The Choice: Embrace the Possible: Eger, Dr. Edith Eva ...

Dr. Edith Eger is a holocaust survivor, famous for writing a masterful and best-selling book, called 'The Choice'. Inspired by Dr. Viktor Frankl's monumental work 'Man's Search for Meaning' (which the Rebbe encouraged Dr. Frankl to publish), Dr. Eger's book takes the reader along on her life's harrowing journey.

She begins with her childhood in Hungary, continues to her being hauled to Auschwitz hours after the Passover Seder, the death camp, death marches, liberation by the US army, economic hardships in America, extreme post-war trauma, and using her unspeakable experiences to become a successful psychologist, helping people recover from their own sufferings.

Her main message in the book is that we all - always - have 'The Choice'. We are essentially free, and it is up to us - and only us - to make the best of our lives. True, we cannot control all of our circumstances, but we can control our reactions to them.

This belief in the unbeatable human spirit has been a hallmark of Jewish survival for millenia. Our very calendar, the way Jews mark the passage of time itself, is structured to reflect this idea (t oday we begin the Jewish month of 'Iyar', the eighth month on the Jewish calendar).

The Jewish calendar runs on a unique system. It's not just that we have a lunar calendar, beginning each month with the new moon, unlike the solar based Gregorian calendar. It's more than that. The Jewish calendar revolves around people seeing the new moon:

Millenia ago, the new month would be established when two credible witnesses would testify at the Jewish supreme court - the Sanhedrin - that they had seen the new moon appear in the night sky. It was essential that two witnesses would testify. It was their human word that clinched the new month's beginning. Without the words of a breathing person, time itself would be put on hold. The reason for this unique system, is to highlight the importance and power of people to chart their own destiny and make our world a better place.

This highlighting of the power of people to chart the future is not only present on the first night of the month, but at the mid-month full moon as well.

As the month progresses and the moon 'grows', there's a ceremony we perform called 'Kiddush Levana' (the Sanctification of the Moon).
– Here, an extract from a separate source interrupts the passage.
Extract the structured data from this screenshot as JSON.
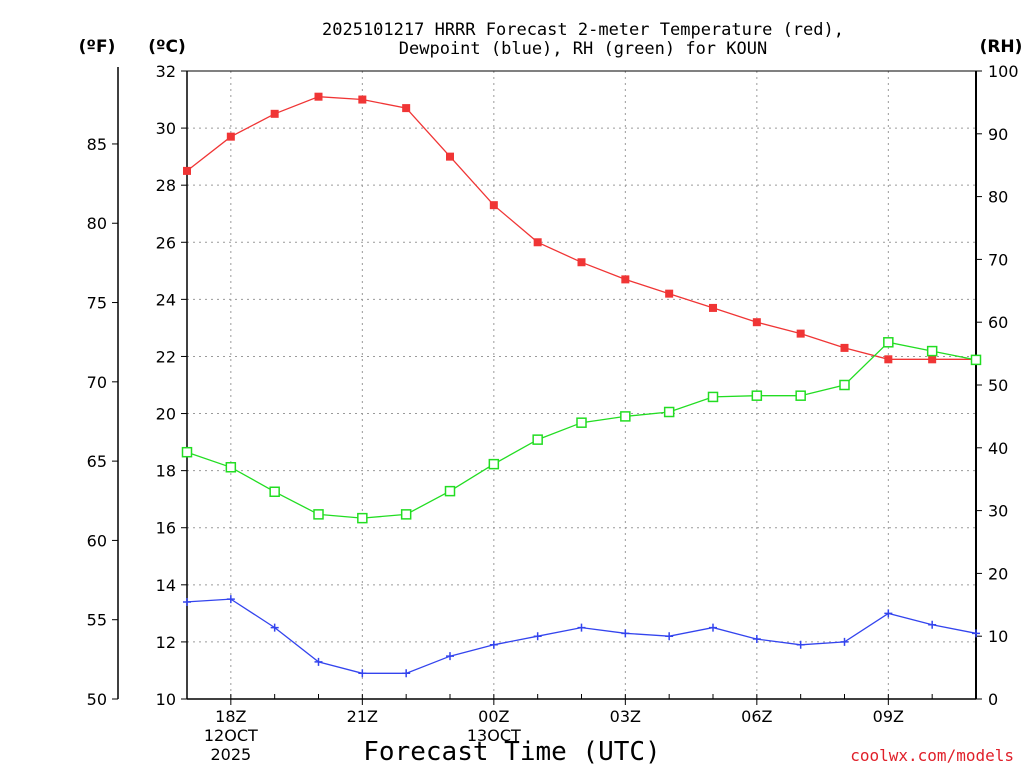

It consists of saying a special prayer outside, in the moonlight.

There's a fascinating part to this prayer, a custom the likes of which can only be found here. The custom is that - while standing outside, praying in the moonlight - one should turn around, find three separate individuals, and say 'Shalom Aleichem' (hello!) to them. They, in turn, should turn back to you and respond 'Aleichem Shalom!' (hello to you!). 
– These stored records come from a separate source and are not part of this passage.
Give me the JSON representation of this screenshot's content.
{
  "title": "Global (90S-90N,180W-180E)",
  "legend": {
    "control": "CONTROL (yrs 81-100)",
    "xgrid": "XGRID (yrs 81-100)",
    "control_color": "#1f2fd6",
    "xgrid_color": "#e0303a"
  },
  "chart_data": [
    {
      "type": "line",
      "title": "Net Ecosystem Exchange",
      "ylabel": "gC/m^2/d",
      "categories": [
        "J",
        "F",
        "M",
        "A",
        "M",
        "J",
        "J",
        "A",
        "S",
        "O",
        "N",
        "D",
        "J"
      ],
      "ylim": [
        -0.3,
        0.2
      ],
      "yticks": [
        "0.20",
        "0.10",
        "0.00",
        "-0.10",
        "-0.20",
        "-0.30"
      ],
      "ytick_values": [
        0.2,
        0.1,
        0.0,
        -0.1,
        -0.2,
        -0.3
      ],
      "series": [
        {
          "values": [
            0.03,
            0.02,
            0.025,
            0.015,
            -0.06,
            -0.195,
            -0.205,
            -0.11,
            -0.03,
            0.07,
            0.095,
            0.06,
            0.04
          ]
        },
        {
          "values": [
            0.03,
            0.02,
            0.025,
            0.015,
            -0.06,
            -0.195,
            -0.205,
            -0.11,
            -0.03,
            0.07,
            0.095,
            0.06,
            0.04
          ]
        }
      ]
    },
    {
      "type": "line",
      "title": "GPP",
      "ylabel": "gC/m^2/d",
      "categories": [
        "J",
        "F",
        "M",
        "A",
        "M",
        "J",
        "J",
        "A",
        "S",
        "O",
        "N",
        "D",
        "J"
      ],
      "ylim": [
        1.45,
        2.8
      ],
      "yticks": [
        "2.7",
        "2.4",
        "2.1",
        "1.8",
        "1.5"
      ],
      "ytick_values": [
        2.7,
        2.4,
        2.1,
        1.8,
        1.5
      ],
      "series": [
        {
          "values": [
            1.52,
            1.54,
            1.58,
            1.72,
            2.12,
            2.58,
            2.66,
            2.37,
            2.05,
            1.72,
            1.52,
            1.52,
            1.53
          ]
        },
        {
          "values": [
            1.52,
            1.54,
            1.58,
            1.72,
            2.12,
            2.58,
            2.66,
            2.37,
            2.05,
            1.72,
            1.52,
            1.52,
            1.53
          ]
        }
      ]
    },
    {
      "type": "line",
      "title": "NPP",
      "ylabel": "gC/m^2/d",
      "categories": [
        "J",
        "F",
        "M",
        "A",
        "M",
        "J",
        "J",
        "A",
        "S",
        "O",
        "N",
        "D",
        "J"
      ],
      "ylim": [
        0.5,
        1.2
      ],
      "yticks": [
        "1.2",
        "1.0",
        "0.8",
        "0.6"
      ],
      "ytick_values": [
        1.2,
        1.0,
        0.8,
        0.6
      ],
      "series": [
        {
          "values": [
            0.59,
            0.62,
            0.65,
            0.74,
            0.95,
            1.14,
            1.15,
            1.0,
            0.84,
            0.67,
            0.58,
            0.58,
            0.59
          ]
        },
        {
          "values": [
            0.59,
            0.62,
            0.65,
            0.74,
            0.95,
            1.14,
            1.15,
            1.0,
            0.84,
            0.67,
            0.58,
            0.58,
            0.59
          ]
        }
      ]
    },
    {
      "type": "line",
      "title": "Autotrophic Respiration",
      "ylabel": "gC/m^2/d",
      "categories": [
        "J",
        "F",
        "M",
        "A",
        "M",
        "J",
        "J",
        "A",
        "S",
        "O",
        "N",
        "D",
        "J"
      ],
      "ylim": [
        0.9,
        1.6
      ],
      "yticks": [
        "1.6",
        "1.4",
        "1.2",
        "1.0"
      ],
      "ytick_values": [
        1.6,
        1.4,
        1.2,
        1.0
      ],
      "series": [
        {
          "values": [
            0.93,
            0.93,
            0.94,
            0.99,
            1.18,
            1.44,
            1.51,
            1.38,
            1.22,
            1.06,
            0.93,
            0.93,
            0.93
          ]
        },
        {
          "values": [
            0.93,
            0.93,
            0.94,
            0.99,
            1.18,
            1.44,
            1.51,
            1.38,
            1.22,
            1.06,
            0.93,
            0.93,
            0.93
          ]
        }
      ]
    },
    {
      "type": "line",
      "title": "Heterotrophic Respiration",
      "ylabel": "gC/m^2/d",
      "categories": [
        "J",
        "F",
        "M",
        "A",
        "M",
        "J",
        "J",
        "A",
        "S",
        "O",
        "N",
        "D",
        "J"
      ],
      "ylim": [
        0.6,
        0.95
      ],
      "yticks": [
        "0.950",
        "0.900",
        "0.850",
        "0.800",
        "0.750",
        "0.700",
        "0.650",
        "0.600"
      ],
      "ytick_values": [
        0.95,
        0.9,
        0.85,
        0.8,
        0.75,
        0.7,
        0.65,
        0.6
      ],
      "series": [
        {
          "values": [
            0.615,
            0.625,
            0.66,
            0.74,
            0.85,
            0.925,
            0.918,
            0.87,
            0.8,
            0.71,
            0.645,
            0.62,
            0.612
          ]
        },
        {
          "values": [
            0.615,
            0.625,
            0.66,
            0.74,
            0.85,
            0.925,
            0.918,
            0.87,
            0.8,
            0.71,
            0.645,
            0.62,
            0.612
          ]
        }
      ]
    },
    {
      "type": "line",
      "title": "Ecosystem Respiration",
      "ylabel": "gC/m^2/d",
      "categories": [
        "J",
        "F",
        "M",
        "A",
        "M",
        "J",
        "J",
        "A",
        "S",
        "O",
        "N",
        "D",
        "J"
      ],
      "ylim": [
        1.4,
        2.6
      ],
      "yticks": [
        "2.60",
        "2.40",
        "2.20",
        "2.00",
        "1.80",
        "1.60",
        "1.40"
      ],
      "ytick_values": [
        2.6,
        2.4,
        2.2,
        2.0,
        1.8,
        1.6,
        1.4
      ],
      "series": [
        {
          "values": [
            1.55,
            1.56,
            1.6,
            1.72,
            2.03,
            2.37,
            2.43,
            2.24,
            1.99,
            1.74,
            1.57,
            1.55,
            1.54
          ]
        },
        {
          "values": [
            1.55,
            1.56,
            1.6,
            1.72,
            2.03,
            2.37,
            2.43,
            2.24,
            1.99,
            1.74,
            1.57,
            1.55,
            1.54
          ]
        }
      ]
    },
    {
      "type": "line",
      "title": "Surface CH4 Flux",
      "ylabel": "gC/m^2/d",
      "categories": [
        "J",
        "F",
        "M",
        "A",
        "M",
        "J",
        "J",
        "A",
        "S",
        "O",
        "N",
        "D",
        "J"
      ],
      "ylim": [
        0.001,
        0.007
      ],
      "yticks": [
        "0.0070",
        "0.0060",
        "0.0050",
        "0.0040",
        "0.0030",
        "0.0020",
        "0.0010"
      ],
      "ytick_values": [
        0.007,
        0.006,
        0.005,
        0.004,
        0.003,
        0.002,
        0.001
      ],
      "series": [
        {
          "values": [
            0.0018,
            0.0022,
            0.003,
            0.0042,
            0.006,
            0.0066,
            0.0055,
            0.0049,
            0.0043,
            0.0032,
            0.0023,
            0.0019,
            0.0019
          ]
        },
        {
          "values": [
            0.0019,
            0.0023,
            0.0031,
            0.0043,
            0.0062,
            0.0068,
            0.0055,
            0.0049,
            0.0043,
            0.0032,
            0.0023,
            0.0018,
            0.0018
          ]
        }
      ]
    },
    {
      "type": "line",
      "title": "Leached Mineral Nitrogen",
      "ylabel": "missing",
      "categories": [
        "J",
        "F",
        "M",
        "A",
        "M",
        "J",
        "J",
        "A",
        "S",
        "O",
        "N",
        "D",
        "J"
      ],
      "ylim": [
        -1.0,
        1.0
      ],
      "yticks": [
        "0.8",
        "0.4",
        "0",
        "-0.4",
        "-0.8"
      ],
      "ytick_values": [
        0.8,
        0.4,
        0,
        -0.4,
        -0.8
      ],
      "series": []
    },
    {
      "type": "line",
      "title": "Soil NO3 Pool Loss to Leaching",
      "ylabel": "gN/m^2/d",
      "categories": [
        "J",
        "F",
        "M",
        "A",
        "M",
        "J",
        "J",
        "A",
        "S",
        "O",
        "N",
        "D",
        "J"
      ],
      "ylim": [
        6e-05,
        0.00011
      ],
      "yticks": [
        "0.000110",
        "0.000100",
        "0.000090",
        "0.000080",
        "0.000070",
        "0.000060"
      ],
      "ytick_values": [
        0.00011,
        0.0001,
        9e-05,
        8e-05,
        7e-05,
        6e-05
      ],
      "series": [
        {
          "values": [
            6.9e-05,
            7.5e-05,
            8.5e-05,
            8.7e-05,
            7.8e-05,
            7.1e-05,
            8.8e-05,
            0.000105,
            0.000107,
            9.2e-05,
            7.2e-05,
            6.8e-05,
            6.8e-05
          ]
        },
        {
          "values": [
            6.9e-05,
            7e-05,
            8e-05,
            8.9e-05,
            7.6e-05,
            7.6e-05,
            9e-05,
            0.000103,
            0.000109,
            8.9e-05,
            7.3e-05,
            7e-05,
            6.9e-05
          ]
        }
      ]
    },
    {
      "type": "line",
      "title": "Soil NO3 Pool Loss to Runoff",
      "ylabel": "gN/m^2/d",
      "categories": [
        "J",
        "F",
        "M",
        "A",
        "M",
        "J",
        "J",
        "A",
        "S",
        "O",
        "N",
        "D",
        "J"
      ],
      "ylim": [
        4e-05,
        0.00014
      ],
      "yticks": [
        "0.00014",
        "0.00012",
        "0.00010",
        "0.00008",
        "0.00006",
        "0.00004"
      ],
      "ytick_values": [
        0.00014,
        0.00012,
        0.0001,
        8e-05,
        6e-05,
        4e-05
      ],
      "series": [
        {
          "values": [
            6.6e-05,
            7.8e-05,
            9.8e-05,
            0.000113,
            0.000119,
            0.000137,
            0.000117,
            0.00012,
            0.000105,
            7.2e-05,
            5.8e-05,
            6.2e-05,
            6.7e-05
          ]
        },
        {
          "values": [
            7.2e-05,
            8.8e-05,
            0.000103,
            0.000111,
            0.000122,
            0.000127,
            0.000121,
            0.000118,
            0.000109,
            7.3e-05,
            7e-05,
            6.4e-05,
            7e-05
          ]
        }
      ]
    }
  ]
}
With that, one then returns to finish the prayer.

What a lesson. There we are, praying. Maybe we're in a great mood, looking for a chance to chat with someone, maybe in a not-so-good mood. We might have had a wonderful day, perhaps a challenging one. Uplifting or stressed. Inspiring or crushing. Yet there it is, right there on the prayer book page: We must, we need to find someone - three people! - to say hello to. 

The message is Dr. Eger's message. We always, always have 'The Choice'. There is never a time when we cannot turn to our fellow with a smile, and - for no reason - say, 'Shalom Aleichem!' Might it be hard sometimes? Of course. But we can always do it. It's what we choose to do that matters, it's our choice which charts the path of the future.

During these times when we can't connect with others as much as we'd like to, we still have the ability - the choice - to find someone to turn to, and tell them 'Shalom Aleichem!' The results could be powerful and far-reaching.

The four Hebrew letters which spell 'Iyar', stand for three Hebrew words: אני ה' רופאך - I am G‑d who heals you (the two middle letters spell G‑d's name). We pray that all those who need healing should be healed, and may our world know only good and happiness.